只一言、先生の隠しごとを知りたいんですと口にしただけ―――それだけで、僕たちの会話は冷え切ってしまった。
「日が、悪いんじゃないですか。先生も、僕も」
「…日?そうかな、時間じゃないかな。もう逢魔が時だ」
もう直に日も落ちるから早く帰りなさい、そう言って会話を切り上げようとする先生は見た事も無い人間だった。彼の中に巣くう悪魔が、彼の温度を丸ごと攫って言った様な冷たさで先生は保健室のドアに顔を向ける。
こうやって先生は人を、僕を遠ざける。どうにも僕は先生との距離の取り方は下手なようだった。いつも近づきすぎて、近づいた分の倍は距離を取られてしまう。
「これからもずっと、ひとりで抱えるつもりなんですか」
「…さあ、暗くなる前に」
がらりとドアが開く残酷な音がする。先生からは濃く長い影が伸びていて、薄暗い廊下に化物みたいに蠢いた。

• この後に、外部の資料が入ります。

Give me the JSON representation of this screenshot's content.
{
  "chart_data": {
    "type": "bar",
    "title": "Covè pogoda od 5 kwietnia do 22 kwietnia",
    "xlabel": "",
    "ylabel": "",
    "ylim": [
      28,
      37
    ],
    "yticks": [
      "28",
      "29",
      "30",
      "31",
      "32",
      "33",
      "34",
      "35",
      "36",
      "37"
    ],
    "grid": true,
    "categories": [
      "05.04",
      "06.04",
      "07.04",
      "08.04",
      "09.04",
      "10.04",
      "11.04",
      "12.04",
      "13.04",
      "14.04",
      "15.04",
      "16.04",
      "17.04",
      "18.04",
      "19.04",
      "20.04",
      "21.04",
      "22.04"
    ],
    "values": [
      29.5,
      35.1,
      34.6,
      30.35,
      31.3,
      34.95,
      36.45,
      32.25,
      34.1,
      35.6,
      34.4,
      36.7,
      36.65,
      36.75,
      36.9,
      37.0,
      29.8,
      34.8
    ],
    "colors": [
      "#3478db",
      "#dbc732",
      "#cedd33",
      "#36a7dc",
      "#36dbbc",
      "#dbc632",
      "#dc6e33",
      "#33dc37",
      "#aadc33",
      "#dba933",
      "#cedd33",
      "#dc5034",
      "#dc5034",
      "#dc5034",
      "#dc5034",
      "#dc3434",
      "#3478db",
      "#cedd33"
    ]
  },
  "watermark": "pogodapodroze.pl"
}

僕は下を向く。泣きそうだった。みっともない、何で泣きそうになってしまうのか見当もつかない。期待でも、していたんだろうか―――先生は僕に少しは、と。
「しつれいしました」
退出の挨拶はなんだか往生際の悪い謝罪のように響いて、更に僕の瞳は潤んでしまう。
「うん、さようなら。気をつけてね」
さっきよりも大きな音でドアが閉まる。僕はほっと息を吐いた。体中の血液が緩やかに廻っていくように、冷えた身体が少しずつ温まっていくような気がしていた。
薄暗い廊下、陽のあたる保健室より幾分温度は低いはずなのに。
「だって」
いつの間にか日は完全に沈んでいた。あの少年が帰ってからどのくらいの時間がたっているのか分からない。暗くなる前に無事家に着いただろうか。
「だって―――、こうでもしないと止められそうにないんだ」
ごめんね、子供で。
呟きは少年に届くはずもない。明かりの無い薄暗い保健室にただ響くだけだった。